Most Profit Assigning Work

Most Profit Assigning Work

What is this problem about?

The Most Profit Assigning Work problem gives you a list of jobs (each with a difficulty and profit) and a list of workers (each with a maximum ability level). Each worker can complete any job with difficulty ≤ their ability, and earns the job's profit. A job can be assigned to multiple workers. Maximize the total profit across all workers. This Most Profit Assigning Work coding problem is solved elegantly with sorting and greedy matching.

Why is this asked in interviews?

NetEase, Microsoft, Meta, Amazon, TikTok, and Google ask this because it tests the ability to match workers to the best possible job using sorting and a two-pointer or binary search approach. The array, sorting, two pointers, binary search, and greedy interview pattern is fully represented. The key insight — precomputing the best profit up to each difficulty level — separates clean solutions from brute-force ones.

Algorithmic pattern used

Sort both + prefix max + two pointers or binary search. Sort jobs by difficulty. Build a prefix max array of profits (best profit achievable for difficulty ≤ i). Sort workers by ability. For each worker (in ascending ability order), advance through jobs using a pointer and track the maximum profit seen so far.
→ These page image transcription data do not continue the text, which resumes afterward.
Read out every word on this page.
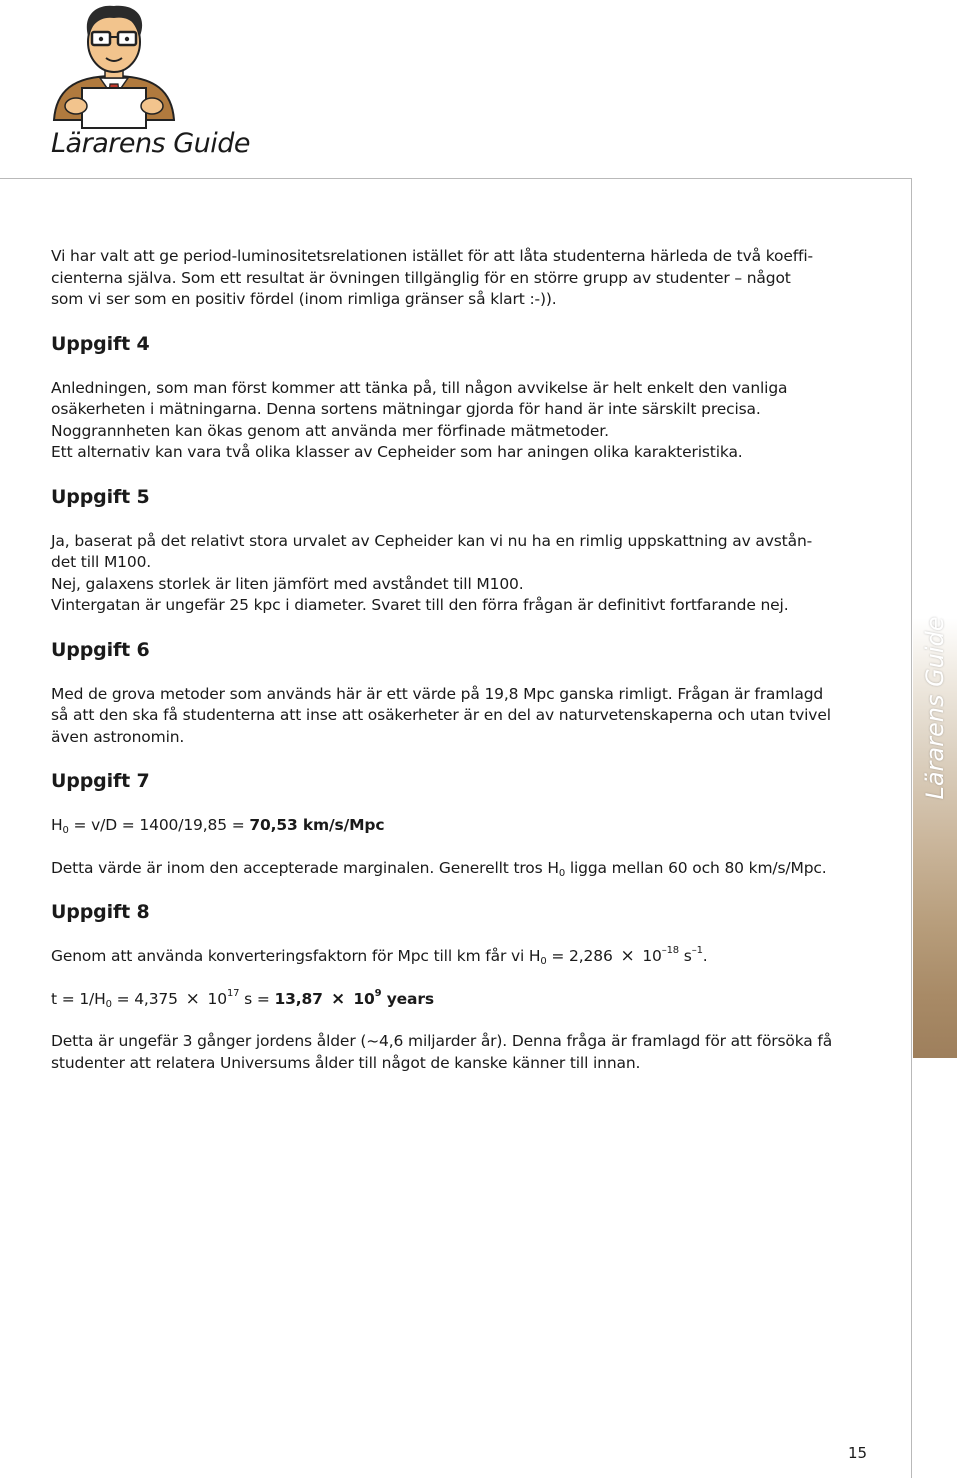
Lärarens Guide
Lärarens Guide

Vi har valt att ge period-luminositetsrelationen istället för att låta studenterna härleda de två koeffi-

cienterna själva. Som ett resultat är övningen tillgänglig för en större grupp av studenter – något

som vi ser som en positiv fördel (inom rimliga gränser så klart :-)).

Uppgift 4

Anledningen, som man först kommer att tänka på, till någon avvikelse är helt enkelt den vanliga

osäkerheten i mätningarna. Denna sortens mätningar gjorda för hand är inte särskilt precisa.

Noggrannheten kan ökas genom att använda mer förfinade mätmetoder.

Ett alternativ kan vara två olika klasser av Cepheider som har aningen olika karakteristika.

Uppgift 5

Ja, baserat på det relativt stora urvalet av Cepheider kan vi nu ha en rimlig uppskattning av avstån-

det till M100.

Nej, galaxens storlek är liten jämfört med avståndet till M100.

Vintergatan är ungefär 25 kpc i diameter. Svaret till den förra frågan är definitivt fortfarande nej.

Uppgift 6

Med de grova metoder som används här är ett värde på 19,8 Mpc ganska rimligt. Frågan är framlagd

så att den ska få studenterna att inse att osäkerheter är en del av naturvetenskaperna och utan tvivel

även astronomin.

Uppgift 7

$H_0 = v/D = 1400/19,85 = 70,53$ km/s/Mpc

Detta värde är inom den accepterade marginalen. Generellt tros $H_0$ ligga mellan 60 och 80 km/s/Mpc.

Uppgift 8

Genom att använda konverteringsfaktorn för Mpc till km får vi $H_0 = 2,286 \times 10^{-18}$ $s^{-1}$.

$t = 1/H_0 = 4,375 \times 10^{17}$ $s = 13,87 \times 10^9$ years

Detta är ungefär 3 gånger jordens ålder (~4,6 miljarder år). Denna fråga är framlagd för att försöka få

studenter att relatera Universums ålder till något de kanske känner till innan.

15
Each worker earns the maximum profit of all jobs they can handle.

Example explanation

Jobs: [(2,100),(1,200),(3,300)]. Workers: [3,1,2]. Sort jobs by difficulty: [(1,200),(2,100),(3,300)]. Prefix max profits: [200,200,300]. Sort workers: [1,2,3].

• Worker ability=1: max profit up to difficulty 1 = 200. Total = 200.
• Worker ability=2: max profit up to difficulty 2 = 200. Total = 400.
• Worker ability=3: max profit up to difficulty 3 = 300. Total = 700.

Common mistakes candidates make

• Assigning each job only once (jobs can be assigned to multiple workers).
• Not building a prefix max (the best job for difficulty ≤ d, not exactly d).
• Not sorting workers before the two-pointer sweep.
• Using binary search without the prefix max (returns exact difficulty match, not best).

Interview preparation tip

"Assign best matching resource to each query" problems always benefit from sorting both lists and using a two-pointer sweep with a running maximum. The prefix max pattern — best[i] = max(best[i-1], profit[i]) — converts "best up to difficulty d" from O(d) to O(1). This pattern generalizes to any problem where you want the best item satisfying a threshold, after sorting. Practice it with "assign tasks to workers" variants using different constraints.